Marc Almond review – death and flutes in non-stop erotic cabaret

Singing of Italian horror films and Hollywood cemeteries, Almond is on magnificently melodramatic form
  
  

Marc Almond performing at Royal Festival Hall.
Still thriving on the dark side ... Marc Almond at the Royal Festival Hall. Photograph: Lorne Thomson/Redferns

‘There’s never enough budget with these one-off things, so you just have to do what you can,” Marc Almond said ruefully during an interview with 6Music last Friday. He was capping off a week of promotion ahead of this lone UK show, which follows the release of his 26th solo album, Chaos and a Dancing Star. Though the gig is plenty dark and gothic exactly as it is, evidently he had a greater vision for it. Perhaps it’s for the best that he wasn’t able to realise it; heaven knows what other disquieting visual and orchestral effects he would have cooked up in service to the show’s themes: mortality and apocalypse.

Though a very youthful 62, he has recently been preoccupied by the “autumnal part of my life”, and the show is more or less a reckoning with death, as well as the impermanence of relationships. Characteristically, he explores the subject with utmost melodrama, fascinated by the putrefaction. Unable to look away, he romanticises it, much as he did the metropolitan night-creatures of his Soft Cell days – only Almond would ask an audience to sing along to a ballad about the movie-star cemetery Hollywood Forever, which he enjoys visiting when working with the new album’s co-author, Los Angeles-based songwriter Chris Braide. He strives to paint the place in an alluring light: “I feel at one with the great stars there – Judy Garland, Rudolph Valentino – but it’s not just older ones; Dee Dee Ramone’s grave is there, too.”

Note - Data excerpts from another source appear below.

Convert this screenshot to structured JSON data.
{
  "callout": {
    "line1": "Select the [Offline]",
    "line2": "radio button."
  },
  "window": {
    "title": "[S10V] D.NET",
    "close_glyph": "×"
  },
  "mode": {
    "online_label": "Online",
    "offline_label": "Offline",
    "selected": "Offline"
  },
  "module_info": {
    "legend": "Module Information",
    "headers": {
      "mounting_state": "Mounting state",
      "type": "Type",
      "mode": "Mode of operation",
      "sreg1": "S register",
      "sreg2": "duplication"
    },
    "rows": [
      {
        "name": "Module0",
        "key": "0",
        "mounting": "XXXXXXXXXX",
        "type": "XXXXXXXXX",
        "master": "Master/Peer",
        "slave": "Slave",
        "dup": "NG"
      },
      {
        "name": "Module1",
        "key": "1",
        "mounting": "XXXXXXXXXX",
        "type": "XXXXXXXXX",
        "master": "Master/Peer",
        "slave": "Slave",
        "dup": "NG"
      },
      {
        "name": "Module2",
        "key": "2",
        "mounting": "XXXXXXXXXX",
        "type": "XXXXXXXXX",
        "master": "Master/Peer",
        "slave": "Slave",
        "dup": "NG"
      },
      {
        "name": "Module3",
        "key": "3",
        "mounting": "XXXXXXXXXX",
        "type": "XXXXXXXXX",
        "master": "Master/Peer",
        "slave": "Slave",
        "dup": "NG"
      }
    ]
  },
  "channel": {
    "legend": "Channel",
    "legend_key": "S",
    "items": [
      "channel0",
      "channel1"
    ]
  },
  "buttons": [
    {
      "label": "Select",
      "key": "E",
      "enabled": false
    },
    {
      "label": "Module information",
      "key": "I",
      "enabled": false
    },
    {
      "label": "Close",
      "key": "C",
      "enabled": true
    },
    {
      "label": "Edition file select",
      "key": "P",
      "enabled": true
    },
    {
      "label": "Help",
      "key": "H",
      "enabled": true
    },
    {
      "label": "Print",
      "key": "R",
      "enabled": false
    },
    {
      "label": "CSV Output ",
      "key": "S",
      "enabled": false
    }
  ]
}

Having been doing this for four decades, Almond needs no more than a big screen and a sympathetic backing band – including Braide on piano and a steely-voiced female mini-choir – to create an atmosphere both erotic and dank. The video accompaniments to the new album, most of which is played tonight, are inspired by another great recent interest, nature. But the slow-motion footage of birds and flowers is unsettling. Take, say, the ballad Giallo, an evocation of stylised Italian horror films: onscreen, we see doves languidly flapping against a pink sky as Almond whispers, “I drew the kitchen knife across you,” drawing an appreciative “Yeah!” from a woman sitting near me. The theatricality is madly camp, but the combination of doves and Almond quietly enunciating every syllable is undeniably unnerving.

A moment later, the tension is relieved by the singer’s giddy introduction of one of his teenhood heroes, Jethro Tull’s Ian Anderson. “I loved him on Top of the Pops, but my parents said he was a tramp,” Almond remembers happily. More pirate than tramp these days, Anderson and his flute add a prog-rock frosting to Bedsitter and Tainted Love, not at all to their detriment. For his part, Almond sings the 1970 Tull song The Witch’s Promise, quite the strange-in-a-good-way moment of the whole show.

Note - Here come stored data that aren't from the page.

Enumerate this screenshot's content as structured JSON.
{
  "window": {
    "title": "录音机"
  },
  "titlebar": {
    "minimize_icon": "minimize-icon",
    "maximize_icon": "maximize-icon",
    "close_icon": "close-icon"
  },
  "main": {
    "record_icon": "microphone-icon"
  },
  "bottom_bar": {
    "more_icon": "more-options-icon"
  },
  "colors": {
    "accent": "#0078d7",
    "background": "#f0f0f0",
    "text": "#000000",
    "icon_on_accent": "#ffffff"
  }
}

The partnership of Braide and Almond is puzzling; the former writes for Christina Aguilera and Sia, and his solo songs – he performs two here, halting the show’s momentum – occupy a frictionless, Coldplayish zone. On the other hand, the pair gel like dissolute twins on Damn You, an unreleased Lana Del Rey track co-written by Braide, and his contributions to the Chaos album are full of dark-side potential. Almond, naturally, has spent a lifetime on that dark side, and continues to thrive there. Having reached this autumnal phase, he’s not going gentle into any good night.